参数`tn_list`是TreeNode对象的列表
参数`parent_node`是树的根节点。它是一个TreeNode对象。
参数`current_level`跟踪我们正在处理的树中的当前“区域”。
[??] 我不确定这是否将是父级的级别,当前节点的级别等。
参数`children`是TreeNode对象的列表,它们是`parent_node`的子级。
[??] 我认为我不需要这个。
"""
def link_TreeNodes(tn_list=None, parent_node=None, children=None,
current_level=None):
temp_list = []
children_nodes = []
# 最后一个节点的级别以确定何时需要停止并将所有子节点添加到父节点。
last_lvl = None
for node in temp_list:
lvl = getattr(node, 'lvl')
if last_lvl is None:
last_lvl = lvl
else:
last_lvl = lvl - 1
if lvl == current_level:
node.parent = parent_node
elif lvl == current_level + 1:
children_nodes.append(node)
elif lvl == current_level - 1:
# [??] 我对这里应该发生什么感到困惑...
print(f'current_level: {current_level}; lvl: {lvl}')
# 确定我们是否需要停止
if last_lvl == lvl:
stop = False
continue
elif last_lvl == lvl + 1:
print('停止处理子节点...')
stop = True
# 我们检测到表格发生变化
if stop:
if children_nodes:
parent_node = link_TreeNodes(
tn_list=children_nodes, parent_node=parent_node,
current_level=parent_node.lvl+1)
else:
return parent_node
stop = False
# [??] 我的终止条件是什么?我从递归中返回什么?
return parent_node
编辑1A:测试数据作为Python字典:
test_data = {'index': [1, 2, 3, 4, 5, 6, 7, 8, 9, 10], 'level': [0, 1, 2, 2, 2, 2, 1, 2, 2, 2], 'part_number': ['101', '101-1', '101-1A', '101-1B', '101-1C', '101-1D', '101-2', '101-2A', '101-2B', '101-2C']}
编辑1B:将输出数据转换为嵌套的Python字典:
correct_output = {
'101': {'parent': None, 'children': ['101-1', '101-2']},
'101-1': {'parent': '101', 'children': ['101-1A', '101-1B', '101-1C', '101-1D']},
'101-1A': {'parent': '101-1', 'children': None},
'101-1B': {'parent': '101-1', 'children': None},
'101-1C': {'parent': '101-1', 'children': None},
'101-1D': {'parent': '101-1', 'children': None},
'101-2': {'parent': '101', 'children': ['101-2A', '101-2B
<details>
<summary>英文:</summary>
I have a table which has been flattened (see **Table 1**, below) to represent a hierarchical tree. I need to create the equivalent nested tree (see **Figure 1**, below).

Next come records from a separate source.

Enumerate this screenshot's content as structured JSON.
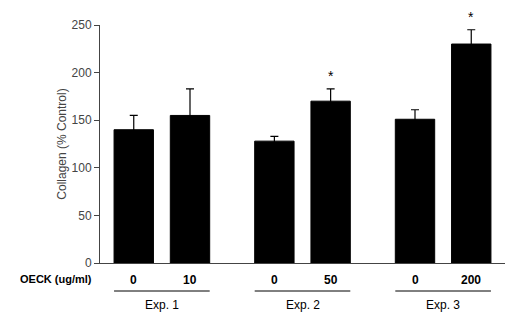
{
  "chart_data": {
    "type": "bar",
    "ylabel": "Collagen (% Control)",
    "xlabel": "OECK (ug/ml)",
    "categories": [
      "0",
      "10",
      "0",
      "50",
      "0",
      "200"
    ],
    "values": [
      140,
      155,
      128,
      170,
      151,
      230
    ],
    "errors": [
      15,
      28,
      5,
      13,
      10,
      15
    ],
    "color": "#000000",
    "group_labels": [
      "Exp. 1",
      "Exp. 2",
      "Exp. 3"
    ],
    "annotations": [
      {
        "text": "*",
        "category": 3
      },
      {
        "text": "*",
        "category": 5
      }
    ],
    "ylim": [
      0,
      250
    ],
    "yticks": [
      0,
      50,
      100,
      150,
      200,
      250
    ],
    "grid": false
  }
}
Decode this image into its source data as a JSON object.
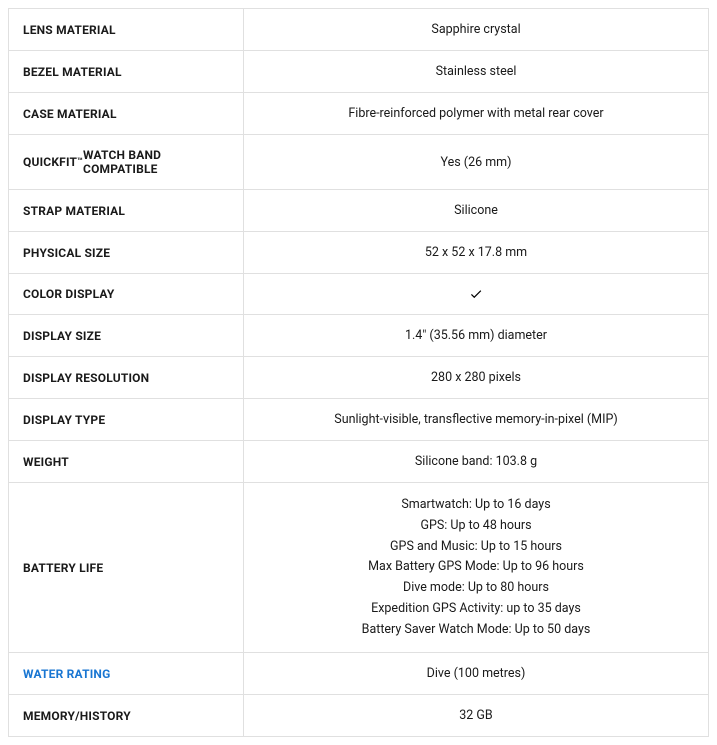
{
  "colors": {
    "border": "#e0e0e0",
    "text": "#1a1a1a",
    "link": "#1976d2",
    "background": "#ffffff"
  },
  "typography": {
    "label_fontsize": 12,
    "label_weight": 700,
    "value_fontsize": 12.5
  },
  "specs": [
    {
      "label": "LENS MATERIAL",
      "value": "Sapphire crystal",
      "type": "text",
      "link": false
    },
    {
      "label": "BEZEL MATERIAL",
      "value": "Stainless steel",
      "type": "text",
      "link": false
    },
    {
      "label": "CASE MATERIAL",
      "value": "Fibre-reinforced polymer with metal rear cover",
      "type": "text",
      "link": false
    },
    {
      "label": "QUICKFIT™ WATCH BAND COMPATIBLE",
      "value": "Yes (26 mm)",
      "type": "text",
      "link": false,
      "tm": true
    },
    {
      "label": "STRAP MATERIAL",
      "value": "Silicone",
      "type": "text",
      "link": false
    },
    {
      "label": "PHYSICAL SIZE",
      "value": "52 x 52 x 17.8 mm",
      "type": "text",
      "link": false
    },
    {
      "label": "COLOR DISPLAY",
      "value": "check",
      "type": "check",
      "link": false
    },
    {
      "label": "DISPLAY SIZE",
      "value": "1.4\" (35.56 mm) diameter",
      "type": "text",
      "link": false
    },
    {
      "label": "DISPLAY RESOLUTION",
      "value": "280 x 280 pixels",
      "type": "text",
      "link": false
    },
    {
      "label": "DISPLAY TYPE",
      "value": "Sunlight-visible, transflective memory-in-pixel (MIP)",
      "type": "text",
      "link": false
    },
    {
      "label": "WEIGHT",
      "value": "Silicone band: 103.8 g",
      "type": "text",
      "link": false
    },
    {
      "label": "BATTERY LIFE",
      "type": "multi",
      "link": false,
      "lines": [
        "Smartwatch: Up to 16 days",
        "GPS: Up to 48 hours",
        "GPS and Music: Up to 15 hours",
        "Max Battery GPS Mode: Up to 96 hours",
        "Dive mode: Up to 80 hours",
        "Expedition GPS Activity: up to 35 days",
        "Battery Saver Watch Mode: Up to 50 days"
      ]
    },
    {
      "label": "WATER RATING",
      "value": "Dive (100 metres)",
      "type": "text",
      "link": true
    },
    {
      "label": "MEMORY/HISTORY",
      "value": "32 GB",
      "type": "text",
      "link": false
    }
  ]
}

Is there a general algorithm or concept for doing this?
### What I've Tried
I'm working in Python 3.11 and subclassing the `anytree` library. However, converting to a nested Python dictionary (in `anytree`'s [expected format](https://anytree.readthedocs.io/en/latest/importer/dictimporter.html)) would also be a solution.
I have my code shown below in **Listing 1**, but its very rough... all I know is I need to figure out when the `lvl` changes and then add those objects to their parent with recursion.
I've tried processing it recursively but I'm lost on when to recurse, what data to pass, and what my return condition is. See code below in **Listing 1**.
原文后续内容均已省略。